The produced learning curves show that the trained model suffers from high variance, and thus overfitting. In order
to overcome this problem, model regularization should be attempted. Tuning the parameters of the model could help in
that direction. The DecisionTreeClassifier is known for its overfitting nature. Letting the tree grow indefinitely
will result in training data overadaption. To compat this, the model has to be stopped before overadapting to the data
used for training by having limited depth, and a limited number of leafs in best-first fashion. Best nodes are defined
as relative reduction in impurity.

**3.3** Implement your solution using the cells below.
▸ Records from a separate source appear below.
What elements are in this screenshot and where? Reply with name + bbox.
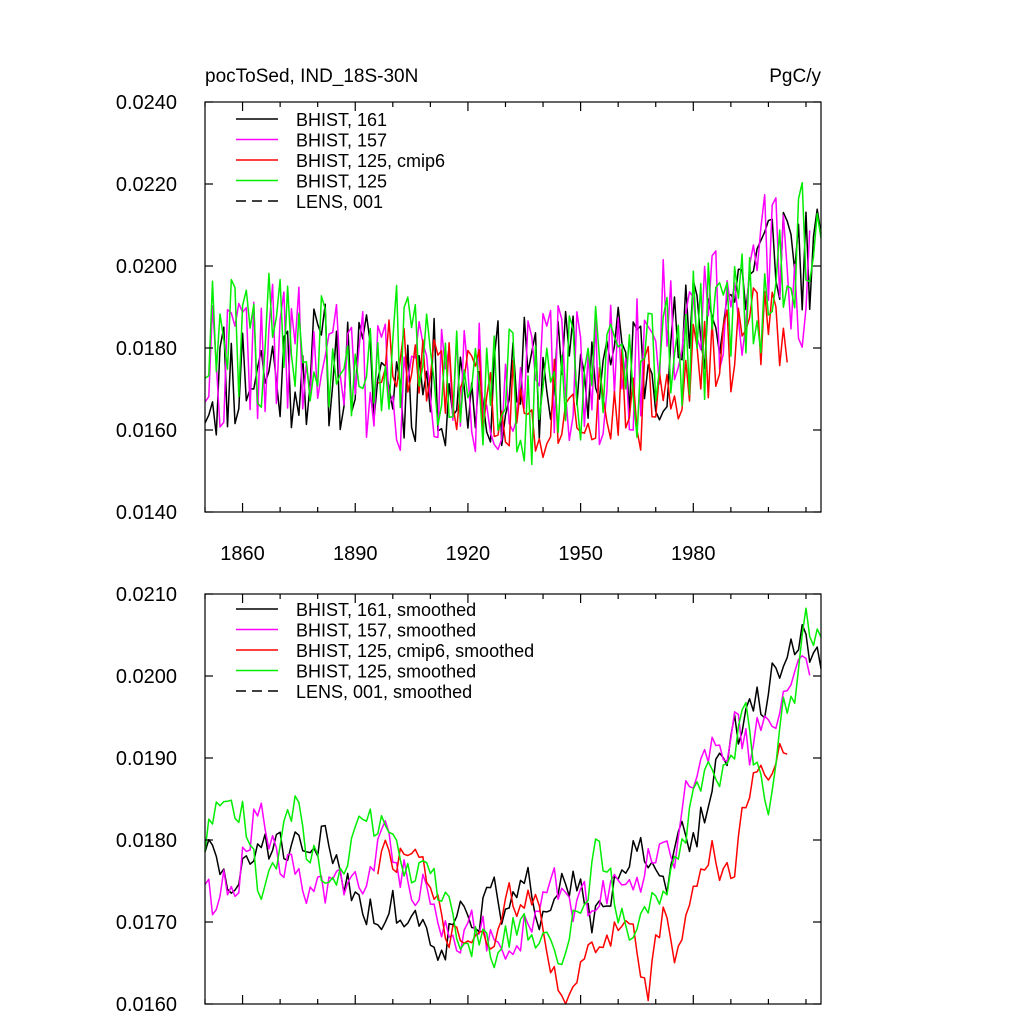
bottom-legend-label: BHIST, 161, smoothed — [296, 600, 476, 620]
top-x-tick-label: 1980 — [671, 543, 716, 565]
top-y-tick-label: 0.0140 — [116, 502, 177, 524]
bottom-legend-label: BHIST, 157, smoothed — [296, 621, 476, 641]
bottom-panel-ticks: 0.0160 0.0170 0.0180 0.0190 0.0200 0.0210 — [116, 584, 821, 1016]
top-x-tick-label: 1890 — [333, 543, 378, 565]
top-panel-series — [204, 181, 822, 466]
top-legend-label: BHIST, 125, cmip6 — [296, 151, 445, 171]
bottom-y-tick-label: 0.0160 — [116, 994, 177, 1016]
top-panel-frame — [204, 101, 822, 513]
top-y-tick-label: 0.0220 — [116, 174, 177, 196]
bottom-panel-series — [204, 607, 822, 1005]
top-x-tick-label: 1950 — [558, 543, 603, 565]
bottom-y-tick-label: 0.0190 — [116, 748, 177, 770]
top-panel: pocToSed, IND_18S-30N PgC/y 0.0140 0.0160… — [116, 66, 822, 565]
top-series-line-4 — [204, 181, 822, 466]
top-y-tick-label: 0.0180 — [116, 338, 177, 360]
top-panel-ticks: 0.0140 0.0160 0.0180 0.0200 0.0220 0.0240 1860… — [116, 92, 821, 565]
top-series-line-3 — [377, 287, 788, 459]
bottom-series-line-4 — [204, 607, 822, 969]
top-series-line-2 — [204, 193, 811, 453]
bottom-series-line-1 — [204, 623, 822, 962]
top-y-tick-label: 0.0160 — [116, 420, 177, 442]
top-x-tick-label: 1920 — [446, 543, 491, 565]
top-legend-label: BHIST, 125 — [296, 172, 387, 192]
top-legend-label: BHIST, 161 — [296, 110, 387, 130]
bottom-panel-frame — [204, 593, 822, 1005]
top-y-tick-label: 0.0200 — [116, 256, 177, 278]
bottom-y-tick-label: 0.0210 — [116, 584, 177, 606]
bottom-y-tick-label: 0.0180 — [116, 830, 177, 852]
bottom-y-tick-label: 0.0170 — [116, 912, 177, 934]
top-legend-label: BHIST, 157 — [296, 131, 387, 151]
top-panel-units: PgC/y — [769, 66, 821, 87]
bottom-series-line-2 — [204, 655, 811, 960]
top-y-tick-label: 0.0240 — [116, 92, 177, 114]
bottom-legend-label: BHIST, 125, smoothed — [296, 662, 476, 682]
bottom-panel: 0.0160 0.0170 0.0180 0.0190 0.0200 0.0210 BHI… — [116, 584, 822, 1016]
top-legend-label: LENS, 001 — [296, 192, 383, 212]
top-x-tick-label: 1860 — [220, 543, 265, 565]
top-panel-title: pocToSed, IND_18S-30N — [205, 66, 418, 87]
bottom-legend-label: BHIST, 125, cmip6, smoothed — [296, 641, 534, 661]
bottom-legend-label: LENS, 001, smoothed — [296, 682, 472, 702]
bottom-series-line-3 — [377, 742, 788, 1005]
bottom-y-tick-label: 0.0200 — [116, 666, 177, 688]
Report your results and the process you followed. 

In [None]:
# BEGIN CODE HERE
# param_grid = [{'criterion': ["gini", "entropy"],
#                'max_depth': list(range(1, 45)),
#                'max_leaf_nodes': [50, 150, 250, 350]
#                }]
#
# grid_search = GridSearchCV(DecisionTreeClassifier(random_state = RANDOM_VARIABLE), param_grid, cv=10, scoring='f1', return_train_score=True, verbose=3)
# grid_search.fit(X_train, y_train)
# print(grid_search.best_params_)
# CV Result: {'criterion': 'gini', 'max_depth': 14, 'max_leaf_nodes': 150}

best_params = {'criterion': "gini", 'max_depth': 14, 'max_leaf_nodes': 150}

# Using the CV best parameters
classifier.set_params(**best_params)

f1Errs = learning_curve(X_train,y_train,X_test,y_test,classifier,'f1')
accErrs = learning_curve(X_train,y_train,X_test,y_test,classifier,'accuracy')

# The final test f1 score for the classifier
final_score = f1Errs[1][-1]
print(final_score)

#END CODE HERE

A simple GridSearch Cross Validation is used to find the best fine-tuning parameters for the model, and an immediate
impact is obvious when using the best parameters for the trained model. The final model has less variance with the
tuned parameters and achieves a final f1 score of 0.5750767738807175.